Le sérieux et la réalité se conjuguent pour conduire à observer la crise d’une autre façon. La réaction de la république autonome de Crimée et des russophones d’Ukraine renvoie évidemment au renforcement récent de la puissance russe et, surtout, à l’intention de la Russie de faire entrer cette puissance dans sa politique. Les partisans de la Russie en Ukraine prennent cette attitude parce qu’ils sentent, parce qu’ils savent qu’ils ont le soutien de la Russie et que cette Russie est désormais forte et déterminée. De la part de la Russie, ce n’est même pas “de bonne guerre” qu’il faut dire pour qualifier la situation, c’est une attitude politique évidente que les stratèges occidentaux, s’il y en a, auraient évidemment dû prévoir. L’anomalie était la situation observée jusqu’ici d’une Russie ne parvenant pas à figurer dans une situation qui la concerne directement, ni à résister, par absence de volonté, par maladresse ou par absence de moyens, à la poussée otanienne vers l’Est. Les “succès” faciles des révolutions de papiers de différentes couleurs de ces dernières années ont tourné la tête de ces analystes et leur ont fait croire que la question de l’Ukraine dans l’OTAN était résolue d’avance.

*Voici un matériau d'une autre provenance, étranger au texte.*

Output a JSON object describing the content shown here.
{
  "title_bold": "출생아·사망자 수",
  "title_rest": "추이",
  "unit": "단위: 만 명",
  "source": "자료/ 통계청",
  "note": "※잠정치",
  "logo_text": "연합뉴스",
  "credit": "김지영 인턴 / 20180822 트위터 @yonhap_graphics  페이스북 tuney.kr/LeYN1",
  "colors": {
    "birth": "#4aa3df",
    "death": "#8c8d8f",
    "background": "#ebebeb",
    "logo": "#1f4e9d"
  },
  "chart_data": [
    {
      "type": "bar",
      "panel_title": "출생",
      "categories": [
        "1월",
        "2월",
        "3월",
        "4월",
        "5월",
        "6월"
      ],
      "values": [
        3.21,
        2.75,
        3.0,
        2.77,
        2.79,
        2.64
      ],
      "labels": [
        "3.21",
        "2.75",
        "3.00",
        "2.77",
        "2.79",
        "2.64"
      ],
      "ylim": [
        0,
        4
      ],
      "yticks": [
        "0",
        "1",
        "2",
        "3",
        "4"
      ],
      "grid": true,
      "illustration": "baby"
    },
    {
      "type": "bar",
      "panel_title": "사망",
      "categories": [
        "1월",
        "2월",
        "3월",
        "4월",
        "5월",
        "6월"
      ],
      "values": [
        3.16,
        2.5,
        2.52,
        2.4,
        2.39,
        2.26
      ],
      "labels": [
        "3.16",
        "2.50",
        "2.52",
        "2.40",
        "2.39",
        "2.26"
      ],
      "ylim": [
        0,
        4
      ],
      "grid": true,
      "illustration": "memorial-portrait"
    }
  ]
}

Désormais, l’élargissement de l’OTAN, qui était jugé décisif avec l’étape ukrainienne, devient un pari extrêmement risqué. Si cette poussée se poursuit, elle devra le faire, vu l’opposition marquée à cette perspective, dans des conditions de plus en plus scabreuses, avec des moyens semi-secrets et semi-illégaux, notamment l’intervention d’organisations frontistes washingtoniennes de plus en plus dépourvues de la couverture démocratique et la mise en avant de politiciens compromis ou extrêmement vulnérables du point de vue éthique ou, tout simplement, du point de vue du seul fonctionnement de la démocratie. D’autre part, la même poussée otanienne se heurtera à une opposition de plus en plus résolue et de plus en plus “contre-offensive” de la Russie.

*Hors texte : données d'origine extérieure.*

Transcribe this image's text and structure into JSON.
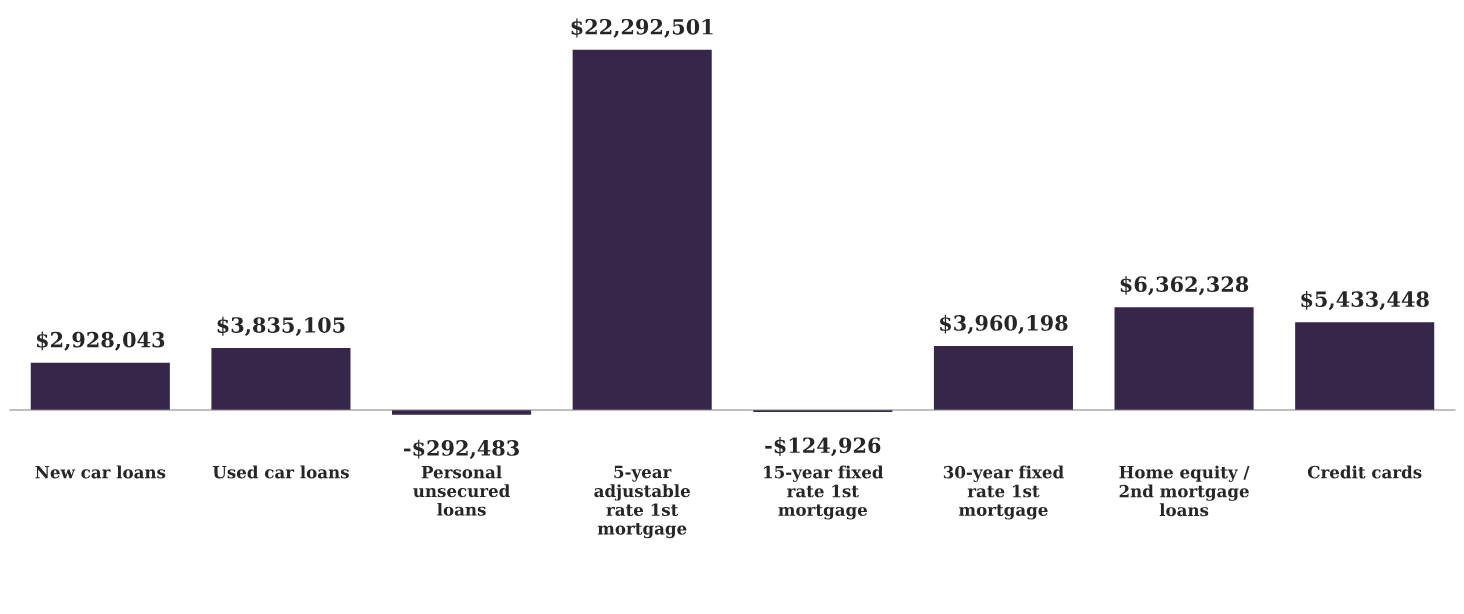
{
  "chart_data": {
    "type": "bar",
    "categories": [
      "New car loans",
      "Used car loans",
      "Personal\nunsecured\nloans",
      "5-year\nadjustable\nrate 1st\nmortgage",
      "15-year fixed\nrate 1st\nmortgage",
      "30-year fixed\nrate 1st\nmortgage",
      "Home equity /\n2nd mortgage\nloans",
      "Credit cards"
    ],
    "values": [
      2928043,
      3835105,
      -292483,
      22292501,
      -124926,
      3960198,
      6362328,
      5433448
    ],
    "value_labels": [
      "$2,928,043",
      "$3,835,105",
      "-$292,483",
      "$22,292,501",
      "-$124,926",
      "$3,960,198",
      "$6,362,328",
      "$5,433,448"
    ],
    "color": "#35264a",
    "grid": false,
    "legend": false
  }
}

(Dans le texte de Kryuchkov, repris dans nos “Choix commentés”, on trouve les précisions suivantes : « There are many proofs that Russia is already considering the tactics and the strategy of its actions if Ukraine joins NATO. One example is the Concept of Relations Between Russia and Ukraine worked out for the Russian Government by the Center for Integration Problems of the Economy Institute of the Academy of Sciences of Russia together with the CIS and Baltic States and Risk and Crises Analysis Centers of the ASR. »)

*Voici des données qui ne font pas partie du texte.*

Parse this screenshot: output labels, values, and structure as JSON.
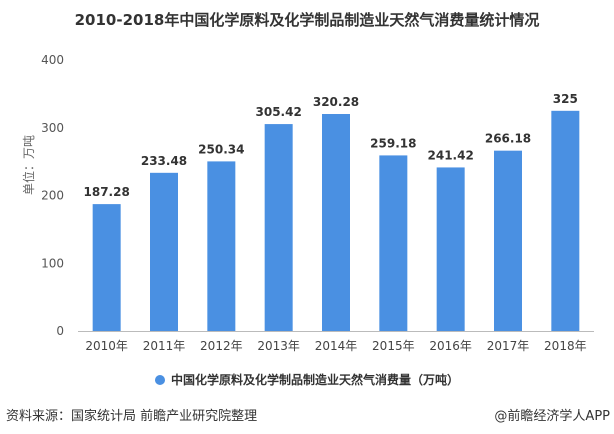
{
  "chart_data": {
    "type": "bar",
    "title": "2010-2018年中国化学原料及化学制品制造业天然气消费量统计情况",
    "ylabel": "单位：万吨",
    "xlabel": "",
    "categories": [
      "2010年",
      "2011年",
      "2012年",
      "2013年",
      "2014年",
      "2015年",
      "2016年",
      "2017年",
      "2018年"
    ],
    "series": [
      {
        "name": "中国化学原料及化学制品制造业天然气消费量（万吨）",
        "values": [
          187.28,
          233.48,
          250.34,
          305.42,
          320.28,
          259.18,
          241.42,
          266.18,
          325
        ],
        "labels": [
          "187.28",
          "233.48",
          "250.34",
          "305.42",
          "320.28",
          "259.18",
          "241.42",
          "266.18",
          "325"
        ]
      }
    ],
    "ylim": [
      0,
      400
    ],
    "yticks": [
      "0",
      "100",
      "200",
      "300",
      "400"
    ],
    "grid": false,
    "legend": "bottom",
    "colors": {
      "bar": "#4a90e2"
    }
  },
  "footer": {
    "source": "资料来源：国家统计局 前瞻产业研究院整理",
    "brand": "@前瞻经济学人APP"
  }
}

C’est un sérieux problème qui est inauguré aujourd’hui à l’Ouest, où l’OTAN risque de se voir entraînée d’une façon fâcheuse par l’habituelle irresponsabilité américaniste. Il est possible que l’UE (la Commission européenne) nuance son attitude avant de voir les difficultés devenir très sérieuses. On signale à la Commission, ces derniers jours, la formation d’une minorité dans la bureaucratie pour juger que « l’on va trop loin avec l’Ukraine et qu’il serait temps de réviser cette politique dans le sens d’une plus grande attention portée à la position russe » (selon une de nos sources). C’est une minorité mais, hier, il n’était question que d’unanimité dans l’autre sens. Quant aux nations européennes de l’UE, — on parle des sérieuses, pas des “nouveaux de l’UE”, — elles devraient être conduites à réviser les options en cours pour nuancer très vite l’aventure ukrainienne des institutions occidentales, qu’elles n’ont d’ailleurs suivies que du bout des lèvres.
Le pronostic est que, dans cette affaire, l’OTAN se retrouvera seule, poussée par les Américains, à jouer le maximalisme et qu’elle y laissera des plumes. C’est la meilleure chose du monde qui puisse arriver.